Sharks, rays, and their relatives are the notable exception. Their skeletons are made primarily of cartilage, a lighter and more flexible material. For a long time, scientists assumed these cartilaginous fish simply never evolved bone. But newer research has complicated that picture: some of these species show mineralization patterns and molecular features in their skeletons that closely resemble bone. This suggests that the relationship between cartilage and bone in vertebrate evolution is more nuanced than a simple “primitive vs. advanced” story.
Range of Size and Form
Vertebrates span an almost unbelievable range of sizes. The smallest vertebrates weigh fractions of a gram. Tiny frogs discovered in Papua New Guinea measure barely 7 to 8 millimeters long. At the other extreme, blue whales reach lengths of 30 meters and can weigh over 150,000 kilograms. The Chinese giant salamander, the largest living amphibian, can grow to about 158 centimeters, roughly the height of an average person.

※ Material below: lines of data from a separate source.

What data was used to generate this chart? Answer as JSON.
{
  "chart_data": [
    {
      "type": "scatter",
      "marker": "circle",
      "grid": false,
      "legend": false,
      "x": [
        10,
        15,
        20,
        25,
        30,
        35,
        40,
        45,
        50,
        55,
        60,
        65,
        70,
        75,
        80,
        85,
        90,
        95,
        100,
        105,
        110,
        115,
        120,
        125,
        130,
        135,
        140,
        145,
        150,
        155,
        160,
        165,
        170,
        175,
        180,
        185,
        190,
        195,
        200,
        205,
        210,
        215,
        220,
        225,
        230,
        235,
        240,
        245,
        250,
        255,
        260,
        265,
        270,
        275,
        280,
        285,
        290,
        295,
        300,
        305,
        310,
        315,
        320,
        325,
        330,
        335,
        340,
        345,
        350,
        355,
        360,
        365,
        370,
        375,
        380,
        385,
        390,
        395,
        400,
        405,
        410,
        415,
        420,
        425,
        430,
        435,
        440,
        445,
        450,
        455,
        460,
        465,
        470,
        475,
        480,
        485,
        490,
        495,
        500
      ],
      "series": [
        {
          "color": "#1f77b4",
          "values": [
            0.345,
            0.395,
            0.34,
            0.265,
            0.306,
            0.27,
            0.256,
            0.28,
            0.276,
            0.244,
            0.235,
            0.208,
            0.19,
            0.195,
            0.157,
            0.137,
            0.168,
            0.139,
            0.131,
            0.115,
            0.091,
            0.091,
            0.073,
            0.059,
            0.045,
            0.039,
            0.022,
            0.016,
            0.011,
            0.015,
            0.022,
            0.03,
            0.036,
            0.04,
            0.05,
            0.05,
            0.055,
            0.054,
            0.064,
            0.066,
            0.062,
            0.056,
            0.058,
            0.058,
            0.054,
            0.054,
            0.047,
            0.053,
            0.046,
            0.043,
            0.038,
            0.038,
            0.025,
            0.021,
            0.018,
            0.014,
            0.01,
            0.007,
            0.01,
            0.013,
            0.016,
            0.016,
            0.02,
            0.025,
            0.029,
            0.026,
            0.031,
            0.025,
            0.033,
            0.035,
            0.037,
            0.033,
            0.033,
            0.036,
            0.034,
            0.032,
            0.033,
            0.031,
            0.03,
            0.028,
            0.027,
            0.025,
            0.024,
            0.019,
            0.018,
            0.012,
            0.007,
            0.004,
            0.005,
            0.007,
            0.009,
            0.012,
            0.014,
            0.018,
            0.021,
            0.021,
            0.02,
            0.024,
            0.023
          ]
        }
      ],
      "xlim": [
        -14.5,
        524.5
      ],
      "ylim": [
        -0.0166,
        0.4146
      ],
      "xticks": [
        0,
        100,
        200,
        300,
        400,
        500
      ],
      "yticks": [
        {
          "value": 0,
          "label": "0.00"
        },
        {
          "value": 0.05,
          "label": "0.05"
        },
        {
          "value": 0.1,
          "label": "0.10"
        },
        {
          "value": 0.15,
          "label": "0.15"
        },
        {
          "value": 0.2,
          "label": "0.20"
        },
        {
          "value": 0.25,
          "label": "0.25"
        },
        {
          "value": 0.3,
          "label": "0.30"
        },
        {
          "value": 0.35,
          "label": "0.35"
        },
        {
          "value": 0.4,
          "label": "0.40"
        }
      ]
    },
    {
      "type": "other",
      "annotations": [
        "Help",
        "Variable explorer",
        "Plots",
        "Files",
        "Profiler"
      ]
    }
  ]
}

This size range reflects the versatility of the vertebrate body plan. The same basic toolkit of a backbone, a skull-enclosed brain, paired limbs (or fins), and an internal skeleton has been adapted for burrowing underground, flying at high altitudes, diving to ocean depths, and everything in between. That adaptability, built on a shared anatomical foundation more than half a billion years old, is what makes vertebrates one of the most successful animal groups on the planet.